L'étude corrélationnelle menée par deux
chercheuses américaines, Moser et Dracup (1995), auprès de 76
patients démontre qu'après l'événement
épileptique, la perception d'un sens élevé de
contrôle des événements est un facteur prédictif du
rétablissement psychosocial (Moser & Dracup, 1995). Par ailleurs, la
croyance en son efficacité personnelle détermine la somme des
efforts que la personne est prête à fournir pour maintenir un
comportement favorable à la santé malgré, les
difficultés qu'elle éprouve inévitablement (Gasse&
Guay, 1997). En effet, selon une étude sur la réduction du risque
des crises épileptiques, l'approche des soins de santé qui
renforce la confiance des personnes dans leurs capacités est pertinente
pour l'adoption de nouveaux comportements de santé (Houston, Miller,
& Taylor, 1995), surtout pour les comportements qui concernent
l'alimentation, les exercices physiques des personnes épileptiques et
leur consommation de tabac (Rees, 1995).
Ces résultats correspondent à la
définition de la motivation qui est basée sur la croyance en sa
propre capacité d'influencer sa santé (F.Allen & Warner,
2002; Ford-Gilboe, 2002a; Gottlieb & Rowat, 1987).
d) Les apprentissages
développés
Les stratégies et les efforts fournis pour faire face
aux défis soulevés par expérience de la crise
épileptique amènent la personne atteinte à acquérir
de nouvelles compétences relatives aux apprentissages qu'elle a faits.
D'après l'étude de Bergman et Berterô (2003), les
participants mentionnent avoir acquis de nouvelles compétences
découlant de l'apprentissage selon lequel il est important de prendre le
temps et de profiter de ce temps, surtout après avoir pris conscience du
caractère éphémère de la vie.
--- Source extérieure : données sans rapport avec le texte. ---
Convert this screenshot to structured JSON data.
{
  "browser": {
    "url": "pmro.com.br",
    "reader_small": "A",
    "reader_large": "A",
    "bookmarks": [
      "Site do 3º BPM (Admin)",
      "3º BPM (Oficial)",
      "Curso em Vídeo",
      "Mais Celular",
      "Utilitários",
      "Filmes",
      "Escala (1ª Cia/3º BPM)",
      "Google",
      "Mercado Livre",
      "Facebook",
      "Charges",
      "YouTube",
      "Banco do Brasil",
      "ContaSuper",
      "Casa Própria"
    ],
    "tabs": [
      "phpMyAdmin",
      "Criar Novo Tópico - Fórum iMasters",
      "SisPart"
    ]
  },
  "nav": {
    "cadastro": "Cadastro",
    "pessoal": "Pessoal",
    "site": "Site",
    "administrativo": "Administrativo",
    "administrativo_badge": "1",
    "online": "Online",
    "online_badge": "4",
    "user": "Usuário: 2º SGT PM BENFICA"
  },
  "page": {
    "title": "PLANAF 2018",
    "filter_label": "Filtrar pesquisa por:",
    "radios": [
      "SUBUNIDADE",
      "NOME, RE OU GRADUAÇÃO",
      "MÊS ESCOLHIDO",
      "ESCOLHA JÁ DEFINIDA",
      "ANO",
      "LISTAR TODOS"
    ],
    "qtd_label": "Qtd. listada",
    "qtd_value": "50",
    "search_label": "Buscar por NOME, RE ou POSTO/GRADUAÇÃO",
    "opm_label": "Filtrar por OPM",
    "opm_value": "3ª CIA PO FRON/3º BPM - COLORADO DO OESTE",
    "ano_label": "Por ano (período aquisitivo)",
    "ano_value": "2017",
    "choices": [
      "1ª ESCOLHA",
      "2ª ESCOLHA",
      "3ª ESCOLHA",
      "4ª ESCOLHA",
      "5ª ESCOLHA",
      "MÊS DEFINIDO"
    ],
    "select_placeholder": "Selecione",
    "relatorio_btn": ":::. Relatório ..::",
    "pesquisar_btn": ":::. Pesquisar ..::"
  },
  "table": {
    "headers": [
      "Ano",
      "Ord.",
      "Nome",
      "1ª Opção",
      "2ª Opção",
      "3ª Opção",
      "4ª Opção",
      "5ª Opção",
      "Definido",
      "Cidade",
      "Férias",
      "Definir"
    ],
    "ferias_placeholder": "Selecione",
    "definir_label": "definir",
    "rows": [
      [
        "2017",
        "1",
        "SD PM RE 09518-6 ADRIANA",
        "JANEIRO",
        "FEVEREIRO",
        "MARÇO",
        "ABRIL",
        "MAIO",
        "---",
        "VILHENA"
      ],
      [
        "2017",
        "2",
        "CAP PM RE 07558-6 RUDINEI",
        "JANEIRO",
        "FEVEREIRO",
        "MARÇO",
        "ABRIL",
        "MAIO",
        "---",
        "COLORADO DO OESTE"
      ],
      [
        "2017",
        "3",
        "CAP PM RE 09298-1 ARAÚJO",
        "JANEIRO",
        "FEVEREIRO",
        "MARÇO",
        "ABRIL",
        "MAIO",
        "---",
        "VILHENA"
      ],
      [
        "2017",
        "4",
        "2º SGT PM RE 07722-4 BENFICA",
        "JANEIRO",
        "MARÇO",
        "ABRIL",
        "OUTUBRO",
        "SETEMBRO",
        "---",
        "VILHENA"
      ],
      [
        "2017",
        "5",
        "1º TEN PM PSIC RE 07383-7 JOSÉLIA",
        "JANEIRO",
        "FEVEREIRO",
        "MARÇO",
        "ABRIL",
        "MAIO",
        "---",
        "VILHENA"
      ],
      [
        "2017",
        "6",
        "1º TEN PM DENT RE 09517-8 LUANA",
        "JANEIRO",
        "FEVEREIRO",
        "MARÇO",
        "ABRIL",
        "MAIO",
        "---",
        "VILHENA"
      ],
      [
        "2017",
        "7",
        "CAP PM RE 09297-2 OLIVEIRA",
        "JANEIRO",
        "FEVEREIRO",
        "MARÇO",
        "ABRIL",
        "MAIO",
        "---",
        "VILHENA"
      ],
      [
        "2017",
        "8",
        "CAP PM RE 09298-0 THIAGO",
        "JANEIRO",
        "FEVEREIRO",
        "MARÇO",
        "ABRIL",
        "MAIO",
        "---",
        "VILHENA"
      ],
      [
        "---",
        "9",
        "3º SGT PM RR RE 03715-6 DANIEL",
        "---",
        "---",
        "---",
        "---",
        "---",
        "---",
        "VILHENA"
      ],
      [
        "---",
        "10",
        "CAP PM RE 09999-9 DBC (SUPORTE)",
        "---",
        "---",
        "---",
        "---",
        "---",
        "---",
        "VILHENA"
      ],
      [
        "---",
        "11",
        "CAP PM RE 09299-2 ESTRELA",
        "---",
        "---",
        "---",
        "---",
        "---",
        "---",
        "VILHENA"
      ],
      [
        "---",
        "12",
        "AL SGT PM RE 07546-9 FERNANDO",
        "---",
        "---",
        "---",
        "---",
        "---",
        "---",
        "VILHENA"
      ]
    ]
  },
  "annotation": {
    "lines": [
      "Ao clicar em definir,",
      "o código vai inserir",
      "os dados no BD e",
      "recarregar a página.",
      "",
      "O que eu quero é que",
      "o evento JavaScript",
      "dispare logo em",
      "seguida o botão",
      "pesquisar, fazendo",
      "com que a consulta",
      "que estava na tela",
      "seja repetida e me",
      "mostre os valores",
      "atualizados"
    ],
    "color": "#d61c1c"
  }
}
Ils acquièrent
la volonté et l'intention de prendre les choses en main et de ne plus se
précipiter. Les pensées et les projets d'avenir sont
définis dans le court terme et ils valorisent les petites choses de la
vie. La patience nécessaire pour effectuer les changements et pour les
maintenir prendra toute son importance. Les participants expriment surtout
avoir pris conscience du fait qu'ils sont les mieux placés pour assumer
la responsabilité de leur propre vie, pour avoir la capacité et
l'autonomie en vue de décider de la qualité de cette vie et
peut-être même d'en prolonger la durée.
Walton (1999) évoque le développement de la foi,
le don de soi et la découverte spirituelle de sens et de but à la
suite d'une crise épileptique. Il décrit cinq phases de cette
découverte, qui ne sont pas nécessairement en ordre: 1) faire
face à la mort et sentir la peur et le trouble ou l'agitation, 2) se
débarrasser de ces sentiments par un travail d'introspection tout en se
faisant confiance, et en faisant confiance aux traitements, aux soins de
santé fournis et surtout à Dieu, 3) changer de style de vie,
physiquement et psychologiquement, à la recherche d'un équilibre
par exemple en suivant une diète, en arrêtant de fumer, en
pratiquant des exercices, en devenant plus généreux,
tolérant et attentionné, 4) chercher un but divin à
travers l'introspection, la réflexion et la prière et 5)trouver
une signification à la vie quotidienne.
D'après Jensen et Petersson (2002), la personne se dit
plus compétente à reconnaître les symptômes des
crises épileptiques, à les interpréter et à prendre
la décision de consulter. Cette compétence concerne aussi la
conjointe ou le conjoint.
Au-delà des apprentissages développés,
les écrits démontrent que les personnes atteintes de
l'épilepsie évoquent des changements positifs au sein de la
famille. Ces changements sont le rapprochement, l'amélioration de la
communication entre les différents membres, la concentration sur le
moment présent et des attentes positives pour le futur. Selon la
réaction familiale, elles peuvent percevoir un sentiment chaleureux de
solidarité, de force et d'amour (Jensen & Petersson, 2002; Tapp,
1995). Même un comportement de surprotection, peut parfois augmenter
l'estime de soi de la personne (Riegel & Dracup, 1992).